Lumet would go on to make more than 40 films in his life, and while technically he didn’t go indie until the end with “Before the Devil Knows You’re Dead” and “Find Me Guilty,” his most successful films were those that ignored practical (read: studio) considerations in favor of artistic ones.

It’s been noted that it’s hard to imagine classic films like “Network” or “The Verdict” being made by a major studio today. Unfortunately, it’s not hard to imagine some analog of Lumet’s lesser titles making it through the system: “The Wiz” (fascinating if only for its genuine weirdness), “A Stranger Among Us” (Melanie Griffith posing as a Hasidic Jew), “Gloria” (Sharon Stone posing as Gena Rowlands).

That’s not to fault Lumet for making those films; getting “12 Angry Men” made wasn’t easy and even his hit films like “Dog Day Afternoon,” Serpico” and “Network” lacked the easy hooks (Diana Ross as Dorothy!) that make studios comfortable. And it’s easy to see why they hoped his talents might help spin dreck into gold.
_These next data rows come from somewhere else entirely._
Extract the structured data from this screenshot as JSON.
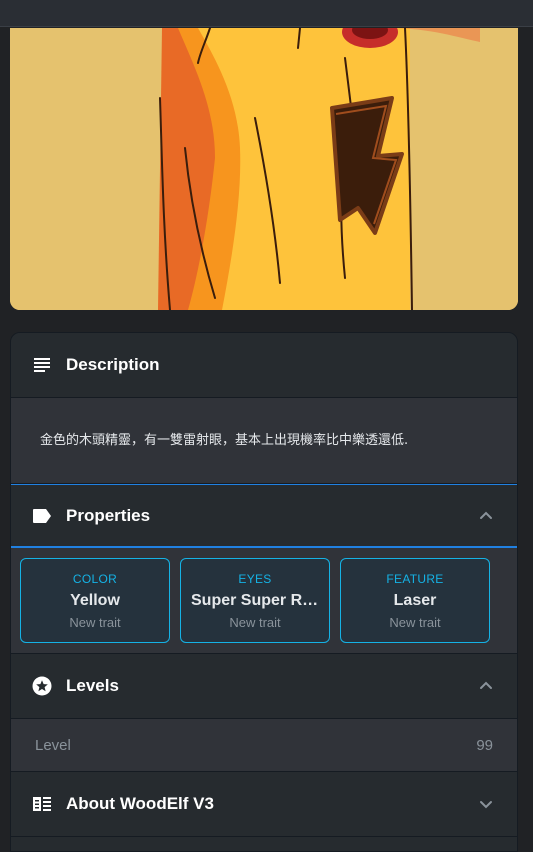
{
  "description": {
    "title": "Description",
    "text": "金色的木頭精靈，有一雙雷射眼，基本上出現機率比中樂透還低."
  },
  "properties": {
    "title": "Properties",
    "traits": [
      {
        "type": "COLOR",
        "value": "Yellow",
        "rarity": "New trait"
      },
      {
        "type": "EYES",
        "value": "Super Super Ra...",
        "rarity": "New trait"
      },
      {
        "type": "FEATURE",
        "value": "Laser",
        "rarity": "New trait"
      }
    ]
  },
  "levels": {
    "title": "Levels",
    "items": [
      {
        "name": "Level",
        "value": "99"
      }
    ]
  },
  "about": {
    "title": "About WoodElf V3"
  },
  "colors": {
    "background": "#202225",
    "panel": "#262b2f",
    "body": "#303339",
    "accent_blue": "#2081e2",
    "trait_cyan": "#15b2e5",
    "muted_text": "#8a939b"
  },
  "icons": {
    "description": "subject-lines-icon",
    "properties": "label-tag-icon",
    "levels": "star-circle-icon",
    "about": "list-detail-icon"
  }
}
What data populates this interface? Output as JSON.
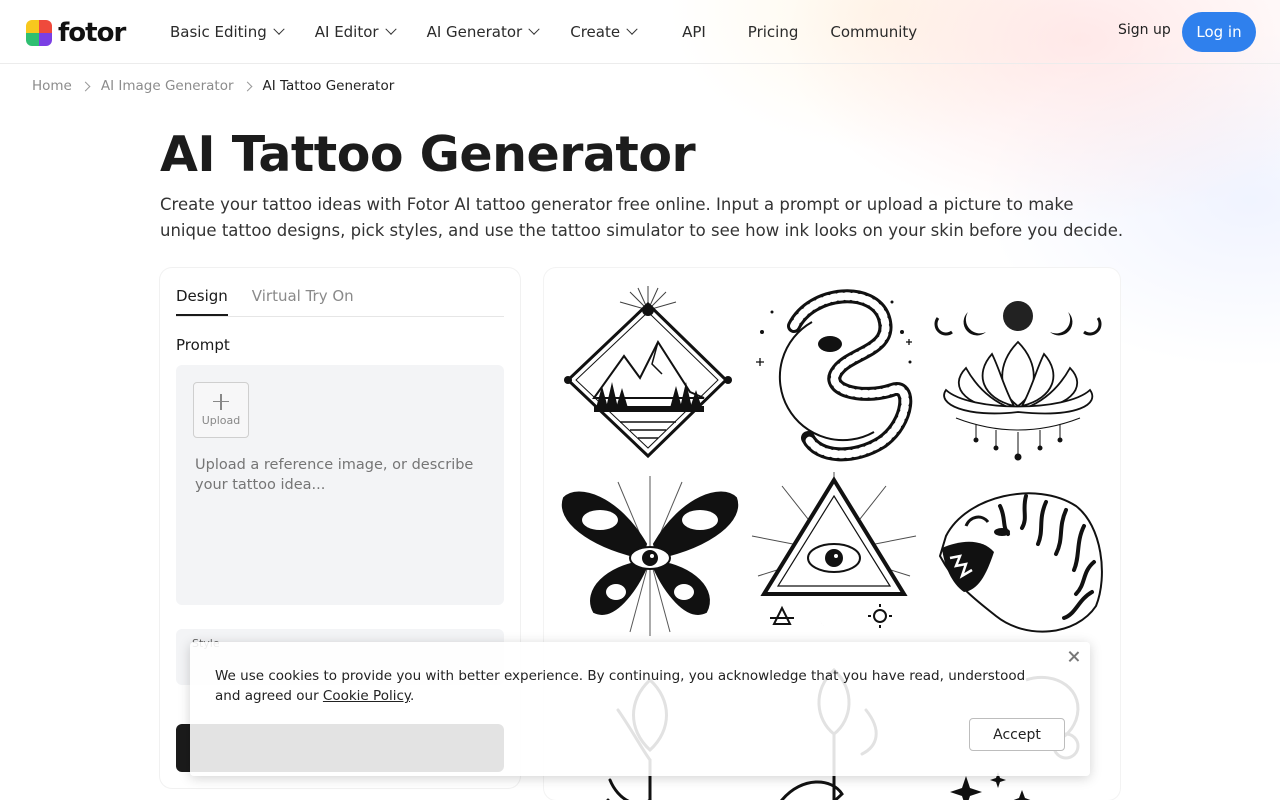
{
  "brand": {
    "name": "fotor",
    "colors": {
      "primary": "#2f80ed",
      "dark": "#1b1b1b"
    }
  },
  "nav": {
    "items": [
      {
        "label": "Basic Editing",
        "dropdown": true
      },
      {
        "label": "AI Editor",
        "dropdown": true
      },
      {
        "label": "AI Generator",
        "dropdown": true
      },
      {
        "label": "Create",
        "dropdown": true
      },
      {
        "label": "API",
        "dropdown": false
      },
      {
        "label": "Pricing",
        "dropdown": false
      },
      {
        "label": "Community",
        "dropdown": false
      }
    ],
    "signup": "Sign up",
    "login": "Log in"
  },
  "breadcrumb": [
    "Home",
    "AI Image Generator",
    "AI Tattoo Generator"
  ],
  "page": {
    "title": "AI Tattoo Generator",
    "description": "Create your tattoo ideas with Fotor AI tattoo generator free online. Input a prompt or upload a picture to make unique tattoo designs, pick styles, and use the tattoo simulator to see how ink looks on your skin before you decide."
  },
  "panel": {
    "tabs": [
      "Design",
      "Virtual Try On"
    ],
    "active_tab": "Design",
    "prompt_label": "Prompt",
    "upload_label": "Upload",
    "prompt_placeholder": "Upload a reference image, or describe your tattoo idea...",
    "style_label": "Style"
  },
  "gallery": {
    "items": [
      "mountain-diamond-tattoo",
      "snake-moon-tattoo",
      "lotus-moon-tattoo",
      "butterfly-eye-tattoo",
      "all-seeing-eye-tattoo",
      "roaring-tiger-tattoo",
      "floral-tattoo",
      "leaf-branch-tattoo",
      "celestial-tattoo"
    ]
  },
  "cookie": {
    "text": "We use cookies to provide you with better experience. By continuing, you acknowledge that you have read, understood and agreed our ",
    "link": "Cookie Policy",
    "suffix": ".",
    "accept": "Accept"
  }
}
Lumet’s last studio movie, “Night Falls On Manhattan,” was released by Paramount Pictures in 1997. He ended his career as an independent filmmaker, first with “Find Me Guilty” (Yari Film Group Releasing) and then with “Before the Devil Knows You’re Dead” (THINKfilm). Both opened to strong reviews, if not box office. Which, if you’re Sidney Lumet, is not the worst place to be.

“I often thought to myself how lucky I was to have had the opportunity to work with Sidney,” said “Before the Devil” star Philip Seymour Hoffman in a statement emailed to indieWIRE. “He was a true master who loved directing and working with actors like no other. He was and is invaluable on so many levels the thought itself overwhelms. I adored him. God, we’re going to miss him.”